聽到這個答案,燕祟當即跳起來,指著洞府說道“就是因為他那個狐貍精你是魔尊啊你怎么成沉迷這種妖孽”
“也不是他是我的伴侶。”
“那個會讀取記憶,還能招魂的是不是也是他”燕祟毫不退讓,咄咄逼人地繼續追問。
顧京墨挑眉“你知道這些”
“當然知道,旺角樓的事情鬧得那么大,事情肯定不像那個小弟子說的那么簡單,你又不是愿意說起過去的人,姓孟的也不會出賣你,那就是被迫讀取記憶了唄。”燕祟從儲物袋里取出了一袋栗子,一邊剝一邊絮絮叨叨地說著。
顧京墨沉默下來。
若是燕祟猜到了,會有所防范也不奇怪,畢竟燕祟的記憶里盡是痛苦,不想被人看到也不奇怪。

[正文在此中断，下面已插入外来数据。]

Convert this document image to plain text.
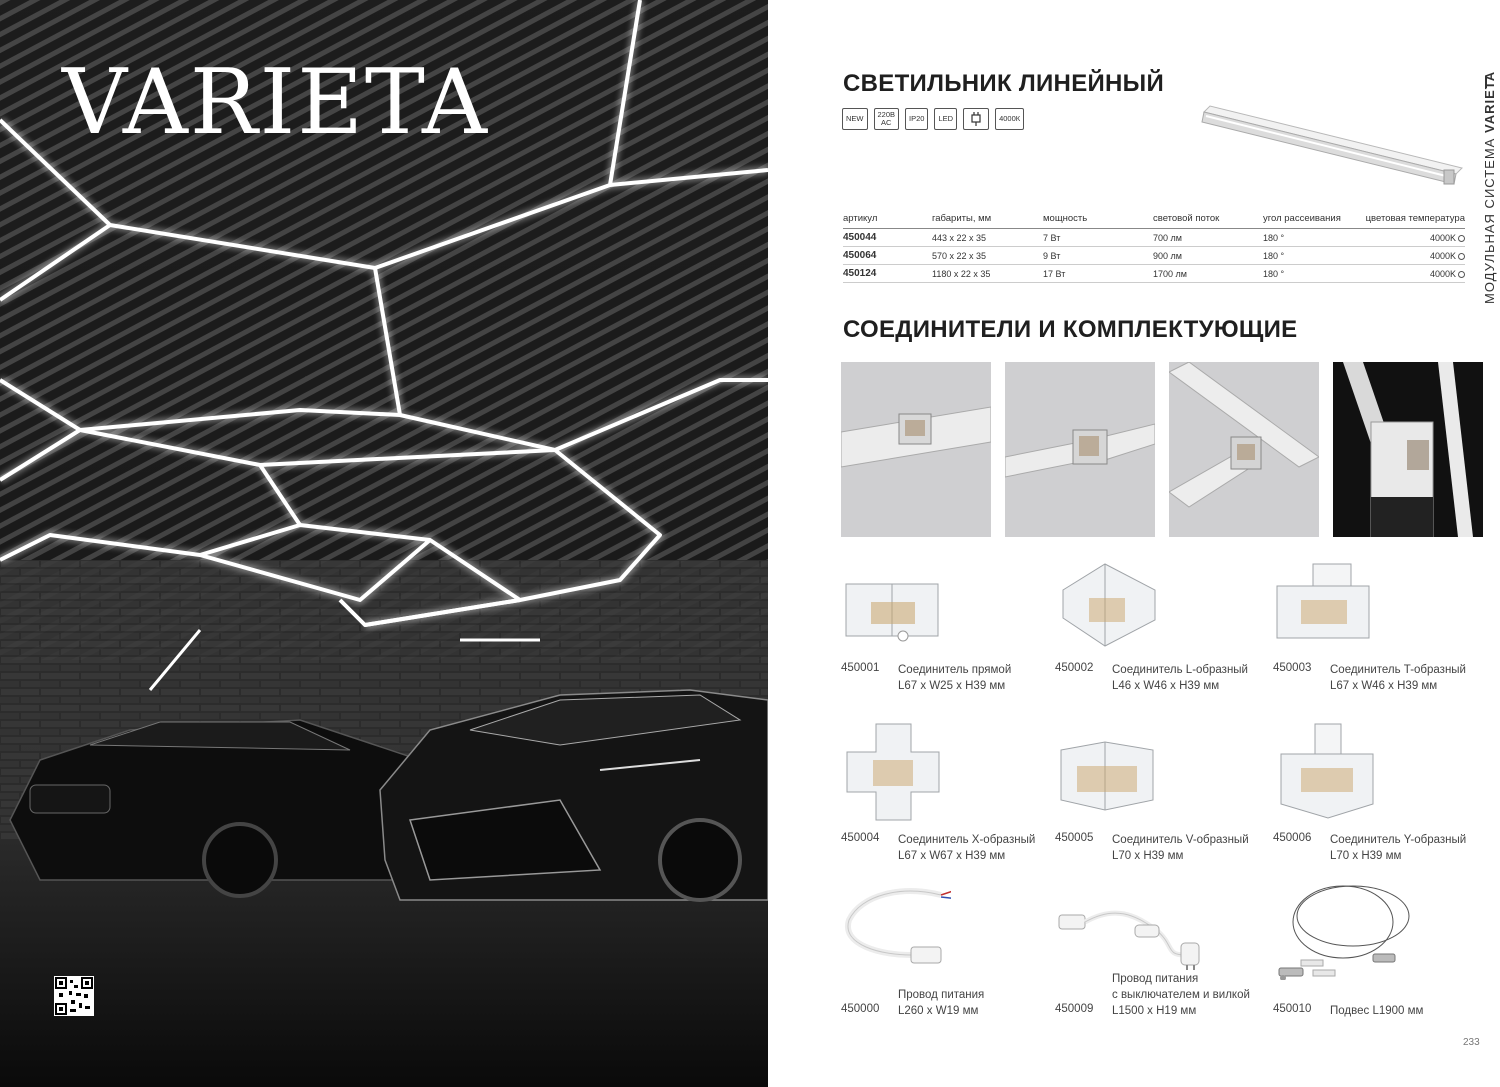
VARIETA	СВЕТИЛЬНИК ЛИНЕЙНЫЙ
NEW	220В
AC	IP20	LED	4000К
МОДУЛЬНАЯ СИСТЕМА VARIETA
артикул	габариты, мм	мощность	световой поток	угол рассеивания	цветовая температура
450044	443 x 22 x 35	7 Вт	700 лм	180 °	4000K
450064	570 x 22 x 35	9 Вт	900 лм	180 °	4000K
450124	1180 x 22 x 35	17 Вт	1700 лм	180 °	4000K
СОЕДИНИТЕЛИ И КОМПЛЕКТУЮЩИЕ
450001 Соединитель прямой
L67 x W25 x H39 мм
450002 Соединитель L-образный
L46 x W46 x H39 мм
450003 Соединитель T-образный
L67 x W46 x H39 мм
450004 Соединитель X-образный
L67 x W67 x H39 мм
450005 Соединитель V-образный
L70 x H39 мм
450006 Соединитель Y-образный
L70 x H39 мм
450000
Провод питания
L260 x W19 мм	450009
Провод питания
с выключателем и вилкой
L1500 x H19 мм	450010 Подвес L1900 мм
233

燕祟則是吃了一會,又問“就一點線索都沒調查出來嗎我們這么多人呢他們不過是一群躲在暗處的老鼠,還殺不死他們了”
“有些吧。”顧京墨依舊回答得含糊。
燕祟起身,伸手去戳顧京墨的額頭,手指輕點額頭,一下又一下“你要氣死我”
“你是脾氣太糟糕。”
燕祟看到顧京墨的模樣很是生氣,拿起栗子往地面上一摔“你簡直無可救藥你怎么就變成了這個樣子我對你失望透了。”

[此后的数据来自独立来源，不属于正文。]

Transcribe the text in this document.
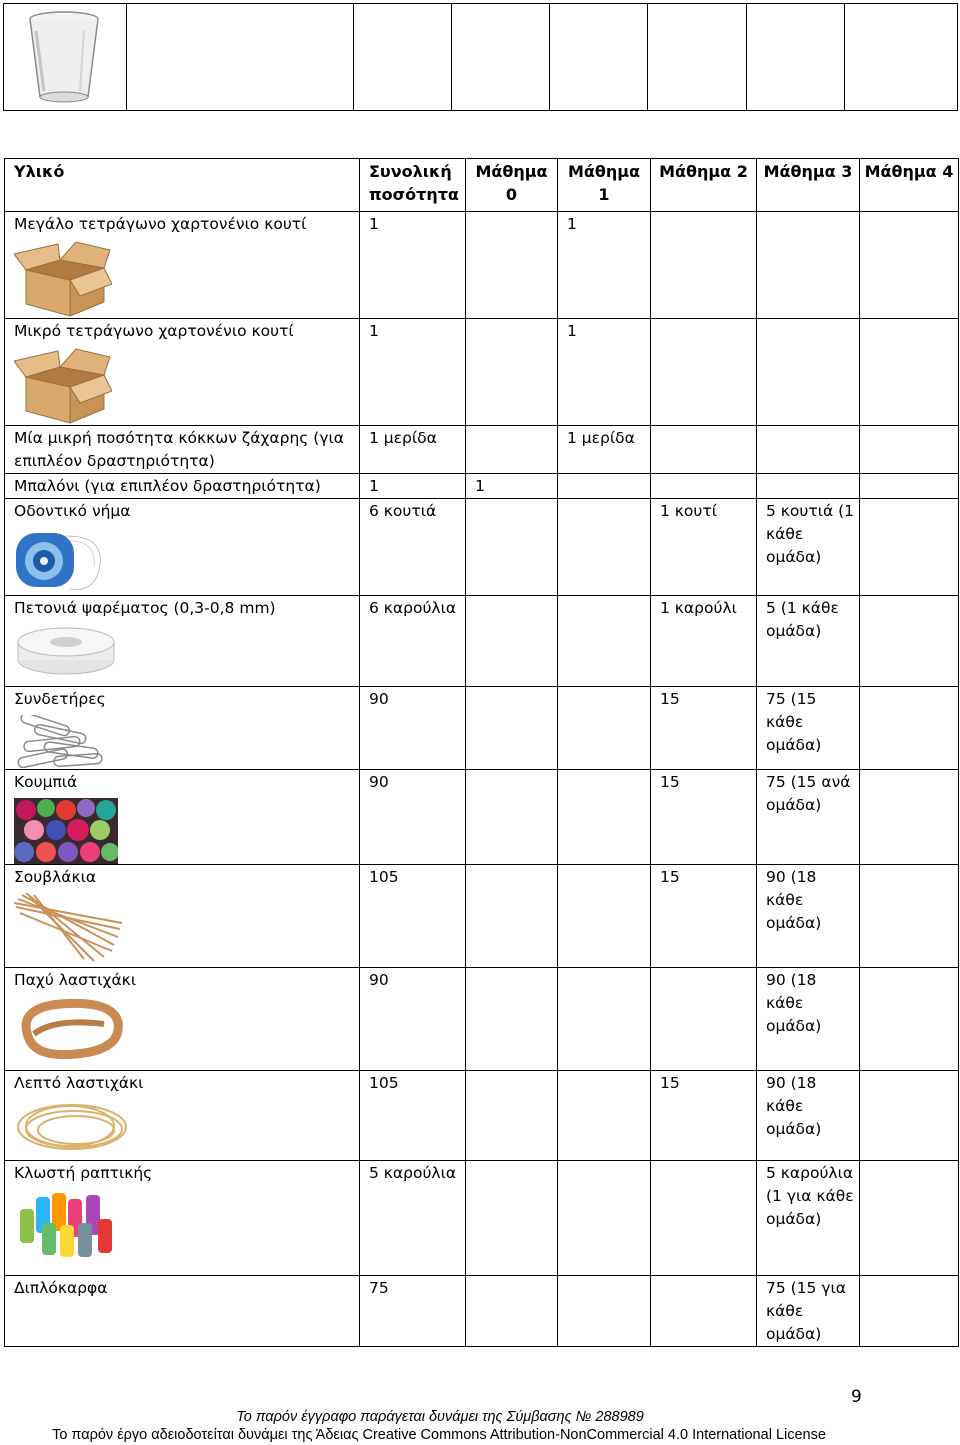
Υλικό	Συνολική ποσότητα	Μάθημα 0	Μάθημα 1	Μάθημα 2	Μάθημα 3	Μάθημα 4
Μεγάλο τετράγωνο χαρτονένιο κουτί	1		1			
Μικρό τετράγωνο χαρτονένιο κουτί	1		1			
Μία μικρή ποσότητα κόκκων ζάχαρης (για επιπλέον δραστηριότητα)	1 μερίδα		1 μερίδα			
Μπαλόνι (για επιπλέον δραστηριότητα)	1	1				
Οδοντικό νήμα	6 κουτιά			1 κουτί	5 κουτιά (1 κάθε ομάδα)	
Πετονιά ψαρέματος (0,3-0,8 mm)	6 καρούλια			1 καρούλι	5 (1 κάθε ομάδα)	
Συνδετήρες	90			15	75 (15 κάθε ομάδα)	
Κουμπιά	90			15	75 (15 ανά ομάδα)	
Σουβλάκια	105			15	90 (18 κάθε ομάδα)	
Παχύ λαστιχάκι	90				90 (18 κάθε ομάδα)	
Λεπτό λαστιχάκι	105			15	90 (18 κάθε ομάδα)	
Κλωστή ραπτικής	5 καρούλια				5 καρούλια (1 για κάθε ομάδα)	
Διπλόκαρφα	75				75 (15 για κάθε ομάδα)	
9
Το παρόν έγγραφο παράγεται δυνάμει της Σύμβασης № 288989
Το παρόν έργο αδειοδοτείται δυνάμει της Άδειας Creative Commons Attribution-NonCommercial 4.0 International License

說完轉身朝院外走“我去調查了,如果被我找出真兇,你就當著我的面把那條狐貍殺了為我慶功好不好”
“你怎么就那么討厭他”
“我還想問你呢,你怎么就那么喜歡他,我哪里比他差了”
顧京墨回答不出,只能看著燕祟氣鼓鼓地離開。
待他離開,小院再次恢復了安靜。
緣煙閣三名弟子在短短一瞬間,便對燕祟產生了極大的厭惡,主要是他們都護著自家老祖。
云夙檸一向不在意旁人,扭頭看向黃桃,聽到黃桃兇巴巴地罵道“這個人真討厭”
“嗯,的確。”云夙檸回答。
燕祟走出沙漠,正想召喚出自己的靈獸,騎著靈獸離開,便看到出現了一道人影。
看到彭玉出現,他的動作一頓,語氣不善地問“你來這里做什么”
彭玉無視了他厭惡的模樣,坦然地朝著他走過來“不過是想看看你在做什么。”
燕祟撇了撇嘴角,帶起了臉頰上的梨渦。
他走到了沙漠邊的孤樹靠著,懶洋洋地回答“剛才去找顧京墨了。”
“我真不知道你到底要拖多久”彭玉聽到這個回答干脆暴躁出聲,“說什么抓住了顧京墨的弱點,去給萬慈閣送眷奴冊,教會他們制作眷奴。到頭來呢,還不是那群女修在旺角樓公開了真相,讓你布置幾年的計劃落空”
燕祟很討厭彭玉跟他說話的語氣,干脆一記法術祭出。
已是化神期修為,并且是七鬼之一的彭玉招架燕祟的攻擊,也被攻擊得倒退兩步才堪堪站穩。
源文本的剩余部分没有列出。